Some people were angry. Angry at us. We quickly learned the golden rule of working in social services…this isn’t Disneyland. People don’t come here for a good time, or because they want to. Spend several weeks trapped in a social services office and you’ll understand that receiving government aid is not a simple pleasure cruise for conniving freeloaders. Standing in that office for hours on end, waiting for numbers to be called, you are exposed to punctured dignity and a sort-of naked shame that occasionally fermented into a sickly, rotten disappointment.

As much as we tried to help, and as much sympathy as we expressed, some of the people were just plain not nice.

“Now serving…C…34…at window…2.”

I once encountered a man who became angry when I smiled at him. I believe he asked for a CalFresh application — something I’d have to grab from the back. I must have flashed him with a quick smile and responded with something to the effect of:

“Ok, sure, I’ll be right back.”

I remember his brow furrowed (people do that when they’re pissed, right?) and he raised his voice a bit:

“Wow, you’re a real thousand-watt guy, huh?”

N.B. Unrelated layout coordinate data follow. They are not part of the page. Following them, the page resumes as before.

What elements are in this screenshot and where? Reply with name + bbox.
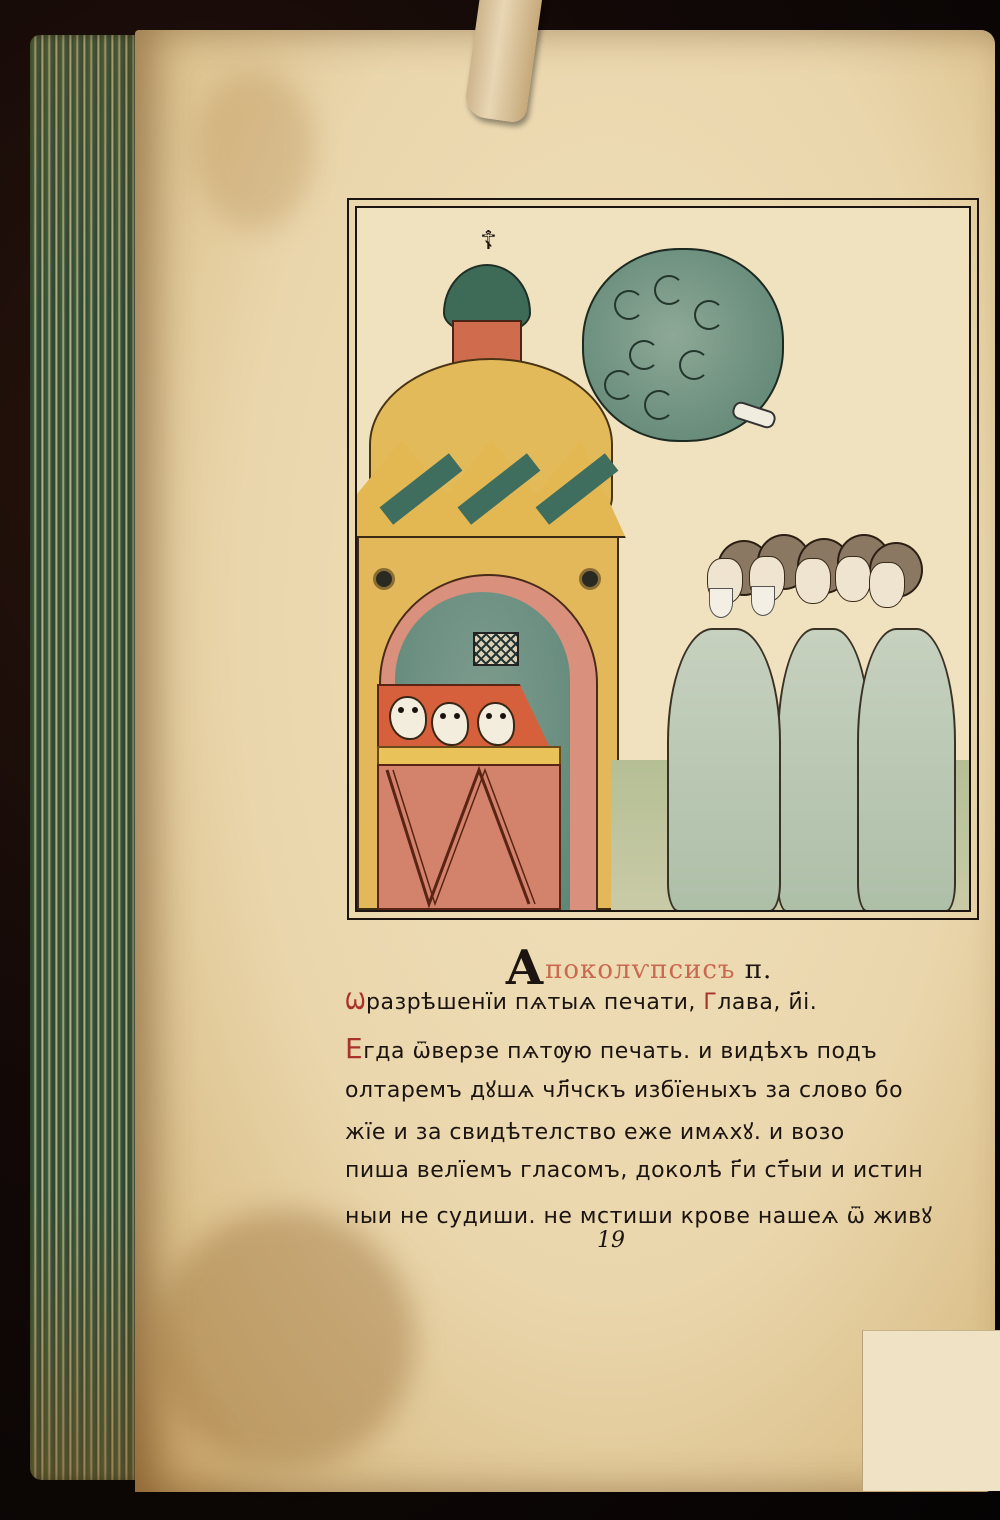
beard <box>709 588 733 618</box>
text-line-6: ныи не судиши. не мстиши крове нашеѧ ѿ ж… <box>345 1200 932 1230</box>
face <box>835 556 871 602</box>
initial-letter: А <box>505 940 545 996</box>
cloud-swirl <box>679 350 709 380</box>
grille-window <box>473 632 519 666</box>
round-window <box>373 568 395 590</box>
tomb-rim <box>377 746 561 766</box>
folio-number: 19 <box>597 1228 625 1253</box>
cross-icon: ☦ <box>480 228 497 254</box>
robe <box>857 628 956 912</box>
cloud-swirl <box>694 300 724 330</box>
cloud-swirl <box>604 370 634 400</box>
stain <box>155 1210 415 1470</box>
text-line-1: Ѡразрѣшенїи пѧтыѧ печати, Глава, и҃і. <box>345 990 817 1015</box>
text-line-2: Егда ѿверзе пѧтѹю печать. и видѣхъ подъ <box>345 1032 877 1065</box>
heading-text: поколѵпсисъ <box>545 955 735 985</box>
skull <box>477 702 515 746</box>
cloud-swirl <box>654 275 684 305</box>
heading-number: п. <box>745 955 773 985</box>
skull <box>431 702 469 746</box>
paper-patch <box>862 1330 1000 1491</box>
book-edge-shading <box>30 35 140 1480</box>
chapter-heading: Апоколѵпсисъ п. <box>505 940 772 996</box>
skull <box>389 696 427 740</box>
round-window <box>579 568 601 590</box>
cloud-swirl <box>629 340 659 370</box>
text-line-5: пиша велїемъ гласомъ, доколѣ г҃и ст҃ыи и… <box>345 1158 923 1183</box>
illustration-frame: ☦ <box>347 198 979 920</box>
cloud-swirl <box>614 290 644 320</box>
miniature: ☦ <box>355 206 971 912</box>
face <box>795 558 831 604</box>
tomb-base <box>377 764 561 910</box>
cloud-swirl <box>644 390 674 420</box>
text-line-4: жїе и за свидѣтелство еже имѧхꙋ. и возо <box>345 1116 845 1146</box>
robe <box>667 628 781 912</box>
beard <box>751 586 775 616</box>
text-line-3: олтаремъ дꙋшѧ чл҃чскъ избїеныхъ за слово… <box>345 1074 903 1104</box>
face <box>869 562 905 608</box>
stain <box>195 70 315 230</box>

I thought I misheard him in the noisy, packed out office:

“Excuse me, sir?”

“Noticed your smile there,” He mimed an exaggerated wide smile, not dissimilar to how a gorilla might react to magic tricks through his glass window at the zoo.

“You don’t gotta smile at me like that. Nobody is that happy. There’s no way you’re that happy to see me, man.”

This was couple years back now, but sometimes I stop and ponder about “Thousand-Watt Smile Guy” — — the angry man himself who resented smiling and myself as the supposedly obnoxious thousand-watt smiler.

“Now serving D…36…at window…seven.”

There’s a bit to unpack here, right? I’ll try to be quick about it. First off: my smile in that moment was definitely not over the top, condescending or inappropriate. It wasn’t a big, huge smile as he strangely suggested, but more so the kind of professional, positive acknowledgment you’re meant to give someone when you’re in a service position.

I worked there for three months and never received another criticism for approaching a person with some excruciating positivity or undo friendliness. If it was a problem, and I was being some idiotic intern, someone else would have said something! I’d be aware! So what was this guys fuckin’ deal? Maybe I could write some deep stuff about the condition of the human spirit and how existentially broken this man was but forget it. I wanted to share this story because it is remarkable how such an innocuous gesture could manifest itself as an affront to a person who is insecure, hurting, or angry. It makes me think about how hurt people are, how much help they need, and how hard it can be to help them despite the best of intentions. This isn’t Disneyland.